Eli, in his winsome way, tried his best. He hovered, asked childish questions, brought books to be read, a box of crayons and a tablet, but was always turned away. May explained Oba’s behavior as best she could, so after a few weeks, Eli continued to watch Oba but left him to himself, like an extra piece of furniture no one thought about anymore.
May tried. She explained Eli, told Oba the story of her relationship with Clinton Brown and her eventual leaving of the Amstutz farm. Yes, he remembered Clinton. Arpachshad’s brother. What did they call him? Drink? Yeah, Drink. He fished all the time. Fell in. Oba almost smiled when May laughed gleefully.
Sometimes, he would have a mostly one-sided conversation with Andy, on his good days, usually in the evening out in the backyard with the family when the heat of the day dissipated to the time when dew fell, the sun slid below the horizon, and a comfortable breeze cleansed the air. But that was as far as anyone attempted to draw him out.
On one summer evening, May had made a pudding with heavy cream, Knox gelatin, eggs, sugar, and a buttery graham cracker crust, which she kept in the Servel ice box until it was very cold and refreshing. She cut it in squares and proudly dropped slices of luscious Red Haven peaches on top, with another dollop of whipped cream. She placed six small plates on a tray, carried it out to the backyard, and announced the dessert in merry tones.

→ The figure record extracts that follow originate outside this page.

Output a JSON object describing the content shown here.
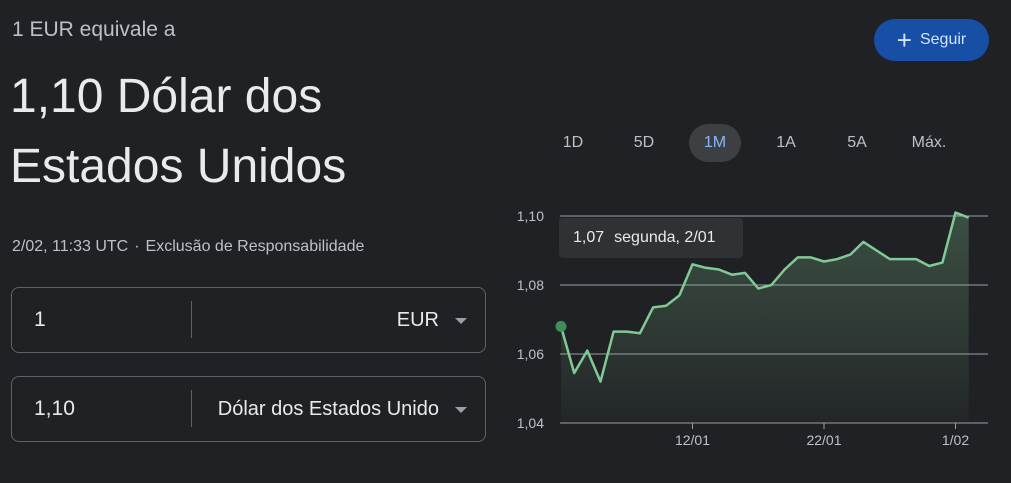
{
  "header": {
    "subtitle": "1 EUR equivale a",
    "headline": "1,10 Dólar dos Estados Unidos",
    "follow_label": "Seguir",
    "follow_icon": "plus-icon"
  },
  "meta": {
    "timestamp": "2/02, 11:33 UTC",
    "separator": "·",
    "disclaimer": "Exclusão de Responsabilidade"
  },
  "converter": {
    "from": {
      "amount": "1",
      "currency": "EUR"
    },
    "to": {
      "amount": "1,10",
      "currency": "Dólar dos Estados Unido"
    }
  },
  "range_tabs": {
    "items": [
      "1D",
      "5D",
      "1M",
      "1A",
      "5A",
      "Máx."
    ],
    "active": "1M"
  },
  "tooltip": {
    "value": "1,07",
    "date": "segunda, 2/01"
  },
  "colors": {
    "background": "#202124",
    "line": "#81c995",
    "active_tab": "#8ab4f8",
    "follow_button": "#174ea6"
  },
  "chart_data": {
    "type": "line",
    "y_ticks": [
      "1,10",
      "1,08",
      "1,06",
      "1,04"
    ],
    "y_tick_values": [
      1.1,
      1.08,
      1.06,
      1.04
    ],
    "ylim": [
      1.04,
      1.1
    ],
    "x_tick_labels": [
      "12/01",
      "22/01",
      "1/02"
    ],
    "x_tick_days": [
      10,
      20,
      30
    ],
    "grid": true,
    "series": [
      {
        "x": [
          0,
          1,
          2,
          3,
          4,
          5,
          6,
          7,
          8,
          9,
          10,
          11,
          12,
          13,
          14,
          15,
          16,
          17,
          18,
          19,
          20,
          21,
          22,
          23,
          24,
          25,
          26,
          27,
          28,
          29,
          30,
          31
        ],
        "values": [
          1.068,
          1.0545,
          1.061,
          1.052,
          1.0665,
          1.0665,
          1.066,
          1.0735,
          1.074,
          1.077,
          1.086,
          1.085,
          1.0845,
          1.083,
          1.0835,
          1.079,
          1.08,
          1.0845,
          1.088,
          1.088,
          1.0868,
          1.0875,
          1.0888,
          1.0925,
          1.09,
          1.0875,
          1.0875,
          1.0875,
          1.0855,
          1.0865,
          1.101,
          1.0995
        ]
      }
    ],
    "highlight_index": 0
  }
}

“Graham cracker fluff, guys!”
Andy leaped to his feet, took the tray, set it on the picnic table, then bent to kiss May’s cheek.
“You are the best wife in the world,” he whispered in her ear.
She looked up at him, and they exchanged a sweet longing.
Oba did not miss the magnitude of the moment. He lowered his eyes but felt the stirring of his own longing, his own desire to experience the same happiness, and just as suddenly, squelched the uncomfortable feeling with the safety of his customary bitterness.
He knew no one would want him, and he didn’t want anyone, either. The closest thing to love he had ever experienced was the beautiful girl of the North woods, Sam. The one and only girl he had ever truly wanted. But as all things in his life, it was not to be.
“This is so good,” Andy said, beaming at his wife.
“Thank you, kind sir.”
May’s eyes twinkled as she looked up from feeding little Fronie, a miniature version of herself, the blond hair braided into submission like a crown around her delicate head. Eli was pushing the peach slices to the side of his plate, spooning the whipped cream into his mouth. Oba watched as Eli looked first to his father, then his mother, before flicking his peach slices into the grass beneath the picnic table. He looked straight at Oba, a long honest look, before arching one eyebrow expertly, as if daring him to tattle.
Almost, Oba smiled. He allowed his eyes to crinkle the tiniest bit for only a short moment.
“Eli, hurry up. Finish your pudding,” Lizzie called from the end of the bench, leaning forward to see his face.
“Why?”
“We need to play horse. I’ll be Clara, okay? You be the horse.”
“Yeah! Sure!”
Eli gobbled the pudding, leaned back, and swung his legs off the bench, then ran off with Lizzie on his heels. Andy watched them go, then pushed back his plate, sighing contentedly before commenting on the children’s constant energy.
“Remember playing horse, Oba?” May asked anxiously. He had been in one of his darkest moods all day, which served to bring May a sense of failure, of foreboding.